Cosmologist Lawrence M. Krauss writes in today’s Wall Street Journal:
J.B.S. Haldane, an evolutionary biologist and a founder of population genetics, understood that science is by necessity an atheistic discipline. As Haldane so aptly described it, one cannot proceed with the process of scientific discovery if one assumes a "god, angel, or devil" will interfere with one's experiments. God is, of necessity, irrelevant in science.
Faced with the remarkable success of science to explain the workings of the physical world, many, indeed probably most, scientists understandably react as Haldane did. Namely, they extrapolate the atheism of science to a more general atheism.
While such a leap may not be unimpeachable it is certainly rational, as Mr. McGinn pointed out at the World Science Festival. … [T]he scientific process … is in fact rationally incompatible with the detailed tenets of most of the world's organized religions. [¶¶]
(Emphasis added.)
Of course, the atheists can’t categorically rule out another possibility, held out by others such as scientist-theologian John Polkinghorne, namely that ‘God’ might interact with the world in ways that we simply lack the capability to understand or even observe, perhaps at the level of quantum mechanics.
That doesn’t mean we should premise significantly-risky decisions on the assumption that God acts in the world, only that it’s important not to get locked into an anti-religious dogma that insists he does not.
And indeed, Krauss nails it when he says, "The current crisis in Iran has laid bare the striking inconsistency between a world built on reason and a world built on religious dogma.” The same would seem to apply to any variety of dogma.
I don't think the situation in Iran is as clearly delineated as you and Krauss do.
Neither side in the dispute is advocating the dissolution of the Islamic Republic and the substitution of a secular/atheistic state. All of the candidates were approved by the imams and are certainly part of the "system." And all of course are Muslims.

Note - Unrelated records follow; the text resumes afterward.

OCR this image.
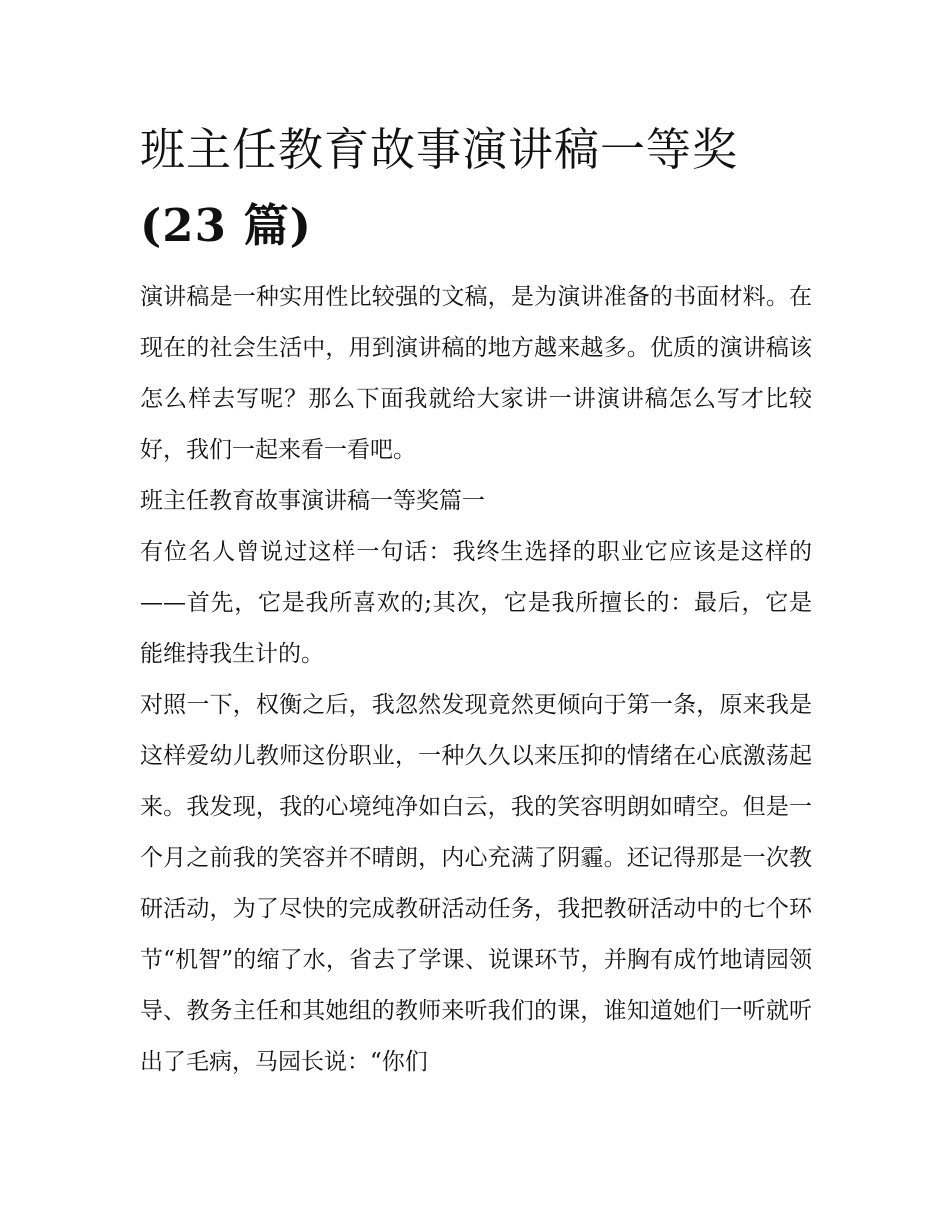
班主任教育故事演讲稿一等奖
(23 篇)

演讲稿是一种实用性比较强的文稿，是为演讲准备的书面材料。在现在的社会生活中，用到演讲稿的地方越来越多。优质的演讲稿该怎么样去写呢？那么下面我就给大家讲一讲演讲稿怎么写才比较好，我们一起来看一看吧。

班主任教育故事演讲稿一等奖篇一

有位名人曾说过这样一句话：我终生选择的职业它应该是这样的——首先，它是我所喜欢的;其次，它是我所擅长的：最后，它是能维持我生计的。

对照一下，权衡之后，我忽然发现竟然更倾向于第一条，原来我是这样爱幼儿教师这份职业，一种久久以来压抑的情绪在心底激荡起来。我发现，我的心境纯净如白云，我的笑容明朗如晴空。但是一个月之前我的笑容并不晴朗，内心充满了阴霾。还记得那是一次教研活动，为了尽快的完成教研活动任务，我把教研活动中的七个环节“机智”的缩了水，省去了学课、说课环节，并胸有成竹地请园领导、教务主任和其她组的教师来听我们的课，谁知道她们一听就听出了毛病，马园长说：“你们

There's no evidence either that one side is more "scientific" than the other. The fact that Iran is on the verge of nuclear weaponry under the current administration should be evidence that they can apply scientific principles (admittedly with help from the outside) and get workable results. The Iranians do this in other fields as well; a friend in Africa put me on notice that an Iranian firm was the prime contractor on a dam in Mali.

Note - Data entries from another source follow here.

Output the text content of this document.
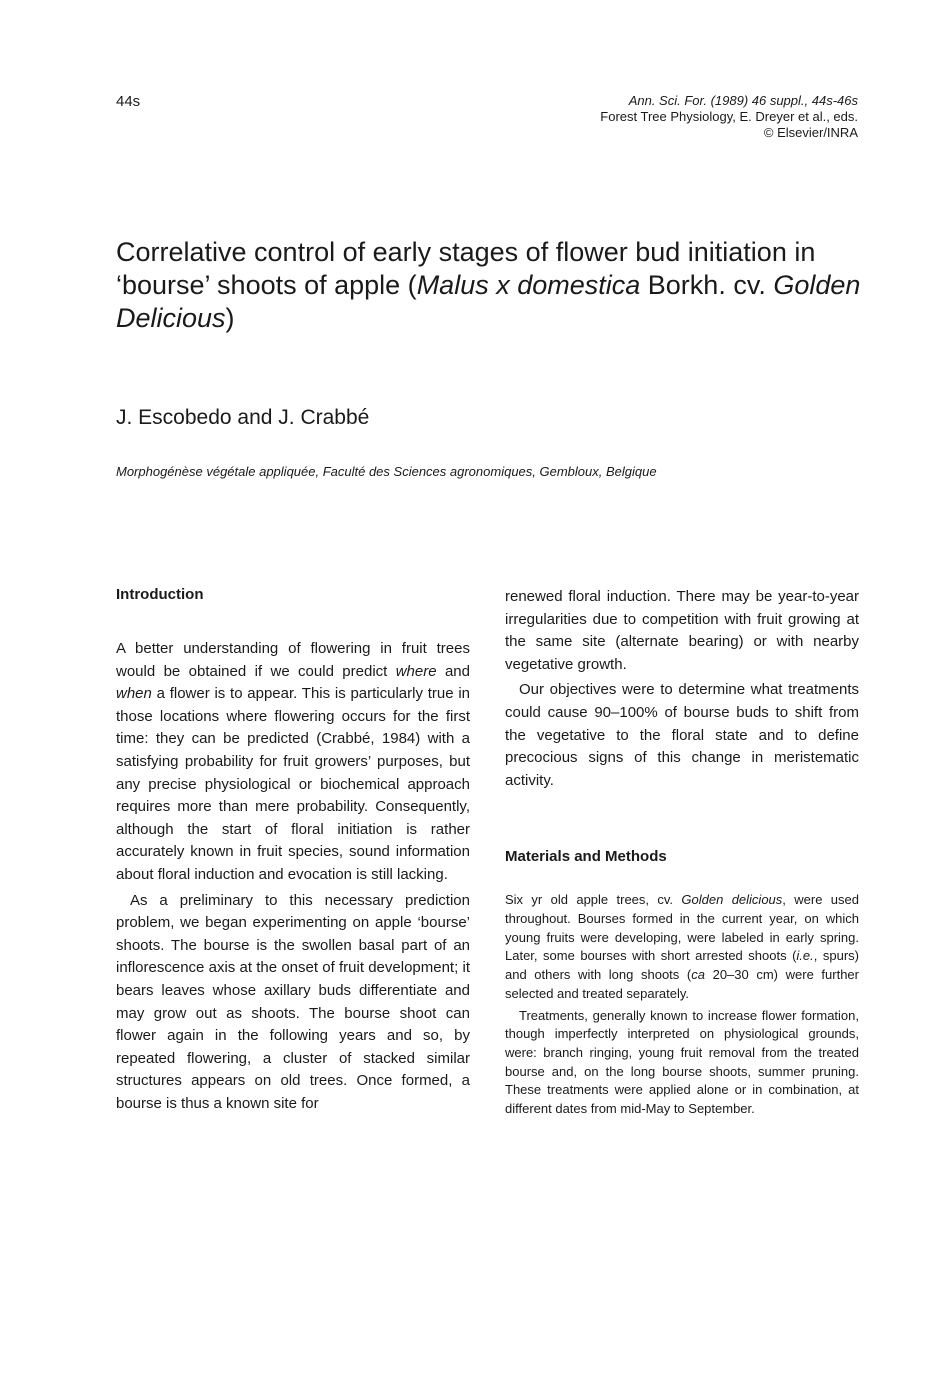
44s	Ann. Sci. For. (1989) 46 suppl., 44s-46s
Forest Tree Physiology, E. Dreyer et al., eds.
© Elsevier/INRA
Correlative control of early stages of flower bud initiation in ‘bourse’ shoots of apple (Malus x domestica Borkh. cv. Golden Delicious)
J. Escobedo and J. Crabbé
Morphogénèse végétale appliquée, Faculté des Sciences agronomiques, Gembloux, Belgique
Introduction

A better understanding of flowering in fruit trees would be obtained if we could predict where and when a flower is to appear. This is particularly true in those locations where flowering occurs for the first time: they can be predicted (Crabbé, 1984) with a satisfying probability for fruit growers’ purposes, but any precise physiological or biochemical approach requires more than mere probability. Consequently, although the start of floral initiation is rather accurately known in fruit species, sound information about floral induction and evocation is still lacking.

As a preliminary to this necessary prediction problem, we began experimenting on apple ‘bourse’ shoots. The bourse is the swollen basal part of an inflorescence axis at the onset of fruit development; it bears leaves whose axillary buds differentiate and may grow out as shoots. The bourse shoot can flower again in the following years and so, by repeated flowering, a cluster of stacked similar structures appears on old trees. Once formed, a bourse is thus a known site for

renewed floral induction. There may be year-to-year irregularities due to competition with fruit growing at the same site (alternate bearing) or with nearby vegetative growth.

Our objectives were to determine what treatments could cause 90–100% of bourse buds to shift from the vegetative to the floral state and to define precocious signs of this change in meristematic activity.

Materials and Methods

Six yr old apple trees, cv. Golden delicious, were used throughout. Bourses formed in the current year, on which young fruits were developing, were labeled in early spring. Later, some bourses with short arrested shoots (i.e., spurs) and others with long shoots (ca 20–30 cm) were further selected and treated separately.

Treatments, generally known to increase flower formation, though imperfectly interpreted on physiological grounds, were: branch ringing, young fruit removal from the treated bourse and, on the long bourse shoots, summer pruning. These treatments were applied alone or in combination, at different dates from mid-May to September.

The biggest problem in Iran--and the one that led to this debacle in the first place--is that the clerics are at the top of a patronage driven economic system that takes too much wealth out of the economy. Had Ahmadinejad managed to pry at least some of that loose, he would have won re-election handily.
But we all know that it doesn't take a group of clerics to have a patronage driven economy or political system. All it takes is a group of people who can centralise economic power in their hands. In this country we are moving in that direction with the nationalisation (actual and effective) of large portions of the economy, and at last check the clerics (liberal and conservative) have been relegated to "faith based" corners of the government.
The thing that secularists don't quite get is that, in a purely materialistic world, the only thing that count are the results. Secularists tell us that their fear is that science will stop if theistic people get the upper hand. The evidence shows, however, that the theists are certainly capable of getting results, and what will happen is that the results simply will not be to their taste. And that's their greatest fear.